The rest of the allies had very little notion of what a hollow victory they had won. They only knew that they'd seen the Knights in retreat for the better part of a moon. The Battle at Drynos Mines-if it even qualified for such a lofty designation-against the four Lances of the rearguard had given them a taste for the Knights' blood; they wanted more.

Kalvan remembered Napoleon's dictum about the advantages of making war against allies. Soton could wield his Knights as a single weapon, like his famous warhammer. Kalvan had to be chairman of a committee as much as commander-and-chief.

Maybe the Great Barbecue had given the Sastragathi the view that the Knights' blood came cheap; if so, they were badly mistaken. The four Lances and their allies had numbered perhaps four thousand men at the outset and out of that army less than fifty badly burned prisoners had finally emerged from the tunnels. Kalvan doubted that a dozen were still alive, and they faced a terrible future here-and-now with no 'real' medical help. The allies lost less than a thousand men, but then that was hardly a battle-more of a turkey roast.

At least Alkides had all the horse artillery ready to move. Where cavalry could go, the guns could follow. Something might be made of this-not much, but enough to keep the alliance from falling apart because the Great King of Hos-Hostigos abandoned his allies!

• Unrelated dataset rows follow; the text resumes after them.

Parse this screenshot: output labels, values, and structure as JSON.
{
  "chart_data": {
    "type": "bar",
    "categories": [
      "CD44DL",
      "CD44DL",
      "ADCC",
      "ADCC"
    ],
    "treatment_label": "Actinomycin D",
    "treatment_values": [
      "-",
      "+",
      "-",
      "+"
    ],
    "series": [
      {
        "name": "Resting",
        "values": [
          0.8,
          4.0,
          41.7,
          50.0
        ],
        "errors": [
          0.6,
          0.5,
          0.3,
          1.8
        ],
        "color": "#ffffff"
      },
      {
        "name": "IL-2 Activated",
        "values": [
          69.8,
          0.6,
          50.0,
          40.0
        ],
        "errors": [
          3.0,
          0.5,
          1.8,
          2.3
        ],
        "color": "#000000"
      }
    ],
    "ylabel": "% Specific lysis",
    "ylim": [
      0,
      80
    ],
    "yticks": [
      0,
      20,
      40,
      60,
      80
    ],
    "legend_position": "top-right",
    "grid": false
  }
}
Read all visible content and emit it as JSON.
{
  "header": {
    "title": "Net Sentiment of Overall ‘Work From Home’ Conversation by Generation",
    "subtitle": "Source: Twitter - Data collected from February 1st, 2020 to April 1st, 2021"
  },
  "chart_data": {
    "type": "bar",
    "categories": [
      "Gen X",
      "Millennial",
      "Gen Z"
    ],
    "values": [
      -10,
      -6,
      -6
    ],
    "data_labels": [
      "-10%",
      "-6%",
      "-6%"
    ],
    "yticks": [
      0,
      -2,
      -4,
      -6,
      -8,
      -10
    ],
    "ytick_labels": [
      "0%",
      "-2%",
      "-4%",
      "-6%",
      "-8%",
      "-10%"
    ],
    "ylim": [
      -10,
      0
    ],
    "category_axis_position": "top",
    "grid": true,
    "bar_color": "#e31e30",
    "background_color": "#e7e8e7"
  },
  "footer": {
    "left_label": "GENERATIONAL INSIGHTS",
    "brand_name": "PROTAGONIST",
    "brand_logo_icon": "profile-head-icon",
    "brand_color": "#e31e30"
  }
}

Something else that might help, even more than artillery, at least right now-"Harmakros! Do we have anymore of that wine we picked up with the first batch of loot?"

"Yes, I had the barrels loaded on pack mules under a trusted captain. I reckoned we might have a use for it. When I left the Battle at Drynos Mines, you, Sargos and Nestros were finishing off the last of Ermut's Best."

"Another well done. It's time to call a Council of War. Just a small one, so I think one barrel should be enough to keep even Sargos happy."

At least until he finds out that he's still going to have the Knights on his borders, almost as strong as ever and out for vengeance.